Measuring Role Mapping Quality Before Go-Live

Every migration project reaches a point where the team needs to answer a straightforward question: is the role mapping good enough to go live? In most projects, this question is answered through a combination of gut feeling, UAT pass rates, and stakeholder sign-off. These inputs are useful but incomplete. They don't provide a quantitative measure of the mapping's quality across the dimensions that matter for long-term access governance.

A more rigorous approach uses a set of measurable indicators that can be tracked throughout the mapping process and evaluated against defined thresholds before go-live.

Coverage Rate

The most fundamental quality metric is coverage: what percentage of users in scope have been mapped to at least one role in the target system? A coverage rate below 100% means some users will go live without defined access, which creates either a business disruption (they can't work) or a workaround risk (they get emergency access that bypasses the governance process).

Coverage should be measured at multiple levels. User-level coverage tells you how many individuals have at least one role assignment. Permission-level coverage tells you what percentage of each user's source-system permissions are accounted for by their target-system roles. A user might be "covered" at the user level but have significant permission gaps if their target roles don't include all the functions they need.

A healthy mapping typically achieves 95%+ user-level coverage and 85%+ permission-level coverage before go-live. The remaining gaps should be documented with a plan for resolution during stabilization.

SoD Compliance Rate

The SoD compliance rate measures what percentage of user-role assignments are free of segregation of duties conflicts. This metric should be calculated against the organization's approved SoD ruleset, including any rules that are specific to the target platform.

A realistic target is 90-95% SoD compliance at go-live. Achieving 100% is theoretically desirable but practically difficult in large environments. The remaining violations should have documented mitigation controls or approved exceptions, not just undocumented acceptance.

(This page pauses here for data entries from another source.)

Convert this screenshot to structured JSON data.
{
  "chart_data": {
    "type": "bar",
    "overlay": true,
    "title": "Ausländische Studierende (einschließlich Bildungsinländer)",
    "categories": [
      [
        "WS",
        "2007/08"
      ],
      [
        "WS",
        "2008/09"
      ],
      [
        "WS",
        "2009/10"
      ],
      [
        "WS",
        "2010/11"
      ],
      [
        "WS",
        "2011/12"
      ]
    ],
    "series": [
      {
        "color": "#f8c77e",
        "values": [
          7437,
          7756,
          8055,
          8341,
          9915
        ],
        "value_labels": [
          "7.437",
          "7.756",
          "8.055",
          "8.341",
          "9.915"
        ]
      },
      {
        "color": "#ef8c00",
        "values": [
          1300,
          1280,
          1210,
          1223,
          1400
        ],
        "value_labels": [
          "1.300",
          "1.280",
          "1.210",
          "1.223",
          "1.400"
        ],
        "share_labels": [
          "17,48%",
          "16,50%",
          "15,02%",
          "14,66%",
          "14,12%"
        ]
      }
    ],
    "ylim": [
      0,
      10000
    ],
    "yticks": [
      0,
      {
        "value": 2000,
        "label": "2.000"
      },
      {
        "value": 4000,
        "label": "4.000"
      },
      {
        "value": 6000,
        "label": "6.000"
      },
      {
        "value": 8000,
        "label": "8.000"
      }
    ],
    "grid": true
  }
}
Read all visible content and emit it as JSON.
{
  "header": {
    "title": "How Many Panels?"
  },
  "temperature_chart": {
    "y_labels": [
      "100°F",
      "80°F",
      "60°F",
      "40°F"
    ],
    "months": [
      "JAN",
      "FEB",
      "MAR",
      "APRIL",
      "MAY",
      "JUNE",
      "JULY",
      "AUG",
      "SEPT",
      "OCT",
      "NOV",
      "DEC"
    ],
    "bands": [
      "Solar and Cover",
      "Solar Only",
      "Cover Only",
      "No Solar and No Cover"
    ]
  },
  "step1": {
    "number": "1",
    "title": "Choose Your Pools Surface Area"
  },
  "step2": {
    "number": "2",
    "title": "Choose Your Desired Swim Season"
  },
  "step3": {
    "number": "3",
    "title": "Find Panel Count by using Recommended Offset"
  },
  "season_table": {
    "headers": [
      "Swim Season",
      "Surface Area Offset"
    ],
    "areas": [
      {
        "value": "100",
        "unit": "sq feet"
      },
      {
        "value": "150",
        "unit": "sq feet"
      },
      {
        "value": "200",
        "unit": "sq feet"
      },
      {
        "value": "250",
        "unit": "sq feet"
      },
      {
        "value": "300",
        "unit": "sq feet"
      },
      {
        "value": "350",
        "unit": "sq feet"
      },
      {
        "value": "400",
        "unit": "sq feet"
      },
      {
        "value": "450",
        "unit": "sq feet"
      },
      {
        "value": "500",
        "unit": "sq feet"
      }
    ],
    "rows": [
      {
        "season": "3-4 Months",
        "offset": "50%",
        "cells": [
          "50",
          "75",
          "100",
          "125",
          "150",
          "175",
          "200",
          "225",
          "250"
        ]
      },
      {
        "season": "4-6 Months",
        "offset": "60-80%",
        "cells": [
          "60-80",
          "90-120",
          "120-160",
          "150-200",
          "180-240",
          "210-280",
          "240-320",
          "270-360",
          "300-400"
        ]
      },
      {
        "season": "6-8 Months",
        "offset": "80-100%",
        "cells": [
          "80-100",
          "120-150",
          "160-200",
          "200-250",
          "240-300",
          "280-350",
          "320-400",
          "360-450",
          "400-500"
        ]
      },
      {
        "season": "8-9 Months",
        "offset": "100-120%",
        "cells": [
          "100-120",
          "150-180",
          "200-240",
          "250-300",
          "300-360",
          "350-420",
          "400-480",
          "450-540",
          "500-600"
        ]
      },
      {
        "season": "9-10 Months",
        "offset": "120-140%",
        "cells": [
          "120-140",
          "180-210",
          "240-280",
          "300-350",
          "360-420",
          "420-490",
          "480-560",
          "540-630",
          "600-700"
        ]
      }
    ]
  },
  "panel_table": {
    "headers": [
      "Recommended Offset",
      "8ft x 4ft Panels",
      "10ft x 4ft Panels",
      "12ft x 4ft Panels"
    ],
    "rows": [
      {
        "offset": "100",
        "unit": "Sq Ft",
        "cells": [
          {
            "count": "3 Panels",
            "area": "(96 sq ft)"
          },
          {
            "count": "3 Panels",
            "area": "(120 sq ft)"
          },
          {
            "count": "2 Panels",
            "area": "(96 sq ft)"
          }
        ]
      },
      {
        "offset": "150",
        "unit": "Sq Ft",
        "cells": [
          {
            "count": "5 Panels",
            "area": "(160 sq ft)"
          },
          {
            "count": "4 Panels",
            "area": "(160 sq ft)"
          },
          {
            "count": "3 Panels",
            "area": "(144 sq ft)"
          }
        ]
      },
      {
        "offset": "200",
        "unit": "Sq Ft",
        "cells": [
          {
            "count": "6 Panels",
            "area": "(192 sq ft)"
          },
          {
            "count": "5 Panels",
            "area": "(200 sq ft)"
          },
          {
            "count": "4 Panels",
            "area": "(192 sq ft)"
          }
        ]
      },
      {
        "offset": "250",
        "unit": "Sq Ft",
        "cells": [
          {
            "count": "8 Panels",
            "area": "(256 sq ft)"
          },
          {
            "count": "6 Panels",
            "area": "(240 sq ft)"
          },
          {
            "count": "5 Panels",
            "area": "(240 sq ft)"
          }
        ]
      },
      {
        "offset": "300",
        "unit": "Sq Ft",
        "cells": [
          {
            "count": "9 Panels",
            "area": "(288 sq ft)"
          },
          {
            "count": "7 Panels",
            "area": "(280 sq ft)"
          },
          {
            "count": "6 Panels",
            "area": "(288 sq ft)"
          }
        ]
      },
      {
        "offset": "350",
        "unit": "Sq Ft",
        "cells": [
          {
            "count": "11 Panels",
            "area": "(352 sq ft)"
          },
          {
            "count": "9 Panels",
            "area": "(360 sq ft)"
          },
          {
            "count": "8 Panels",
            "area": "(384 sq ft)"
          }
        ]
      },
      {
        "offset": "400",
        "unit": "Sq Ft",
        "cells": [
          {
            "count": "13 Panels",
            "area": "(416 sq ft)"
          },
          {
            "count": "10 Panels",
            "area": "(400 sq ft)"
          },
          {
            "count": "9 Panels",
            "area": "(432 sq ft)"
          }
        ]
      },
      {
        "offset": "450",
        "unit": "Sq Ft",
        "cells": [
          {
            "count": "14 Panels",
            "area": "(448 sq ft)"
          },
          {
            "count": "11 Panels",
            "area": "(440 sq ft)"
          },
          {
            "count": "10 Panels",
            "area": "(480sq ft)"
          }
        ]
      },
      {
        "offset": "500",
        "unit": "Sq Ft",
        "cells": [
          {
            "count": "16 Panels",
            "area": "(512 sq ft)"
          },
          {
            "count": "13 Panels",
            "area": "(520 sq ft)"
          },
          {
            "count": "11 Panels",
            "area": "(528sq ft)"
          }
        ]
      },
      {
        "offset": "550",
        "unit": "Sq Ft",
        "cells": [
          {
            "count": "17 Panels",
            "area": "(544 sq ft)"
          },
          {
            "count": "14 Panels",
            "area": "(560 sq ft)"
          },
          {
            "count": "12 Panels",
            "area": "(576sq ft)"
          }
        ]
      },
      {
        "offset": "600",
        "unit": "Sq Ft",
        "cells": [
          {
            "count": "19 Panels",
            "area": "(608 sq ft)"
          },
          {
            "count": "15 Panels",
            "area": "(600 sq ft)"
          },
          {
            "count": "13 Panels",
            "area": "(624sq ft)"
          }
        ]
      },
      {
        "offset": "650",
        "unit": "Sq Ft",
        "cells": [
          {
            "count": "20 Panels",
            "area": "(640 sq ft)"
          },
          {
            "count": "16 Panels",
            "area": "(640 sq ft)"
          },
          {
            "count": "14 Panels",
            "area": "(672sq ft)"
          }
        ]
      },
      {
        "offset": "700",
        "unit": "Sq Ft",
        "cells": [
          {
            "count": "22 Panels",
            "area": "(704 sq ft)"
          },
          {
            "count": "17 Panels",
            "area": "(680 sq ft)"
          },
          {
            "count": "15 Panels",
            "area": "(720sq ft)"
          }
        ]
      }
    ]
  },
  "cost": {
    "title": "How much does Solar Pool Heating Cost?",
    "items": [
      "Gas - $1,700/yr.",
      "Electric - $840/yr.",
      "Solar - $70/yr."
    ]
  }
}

The compliance rate should be tracked over time, not just measured once before go-live. If the rate is declining as more users are mapped, the role design may have a structural problem that's producing conflicts at scale. If it's improving, the team is successfully resolving violations as they work through the population.

Right-Sizing Score

Over-provisioning is one of the most common quality problems in migration role mappings. A right-sizing score compares the permissions each user is receiving in the target system against what they actually used in the source system. If a user executed 15 transaction codes in the source system but their target roles grant access to 150, they're significantly over-provisioned.

This ratio provides a quantitative measure of access bloat. A score of 1.0 means the target permissions exactly match the source usage (unlikely in practice, since role boundaries rarely align perfectly with individual usage). A score of 3.0 means the user is receiving three times the access they demonstrated needing. Scores above 5.0 suggest the role design is granting broad access without sufficient granularity.

For a well-executed mapping, the median right-sizing score across the user population should be between 1.5 and 3.0. Scores in this range indicate that the target roles are somewhat broader than individual usage (which is expected and acceptable) but not dramatically over-provisioned.

Persona Utilization

For persona-based migrations, persona utilization measures how effectively the persona framework covers the user population. Key indicators include the number of users per persona (are some personas too narrow or too broad?), the percentage of users assigned to exactly one persona versus multiple personas, and the percentage of users who don't fit any defined persona and require custom role assignments.

A well-designed persona framework assigns 80%+ of users to a single persona. If a high percentage of users need multiple personas or custom assignments, the persona definitions may not accurately reflect the organization's actual work patterns.

Documentation Completeness

While less quantitative than the other metrics, documentation completeness is a practical quality indicator. For each mapping decision, can the team produce the rationale (why this role for this user), the evidence (what data supported the decision), and the approval (who signed off)?

A documentation audit of a random sample of 50-100 user mappings before go-live reveals whether the team's process is producing audit-ready records or leaving gaps. If more than 10% of sampled mappings lack adequate documentation, the process needs adjustment before the remaining population is finalized.

Using Metrics as Go/No-Go Criteria

These metrics are most useful when defined as explicit go-live criteria early in the project, not introduced as a last-minute quality gate. When the mapping team knows from the start that they need to achieve 95% coverage, 90% SoD compliance, a median right-sizing score below 3.0, and complete documentation for all assignments, they can manage their work toward those targets.

The metrics also provide objective data for the go/no-go conversation that happens before every migration cutover. Instead of debating whether the mapping "feels" ready, the team can present quantitative evidence of where it stands against defined criteria. If the metrics are met, the decision is straightforward. If they're not, the data shows exactly where the gaps are and how large they are, enabling an informed risk decision rather than an uninformed one.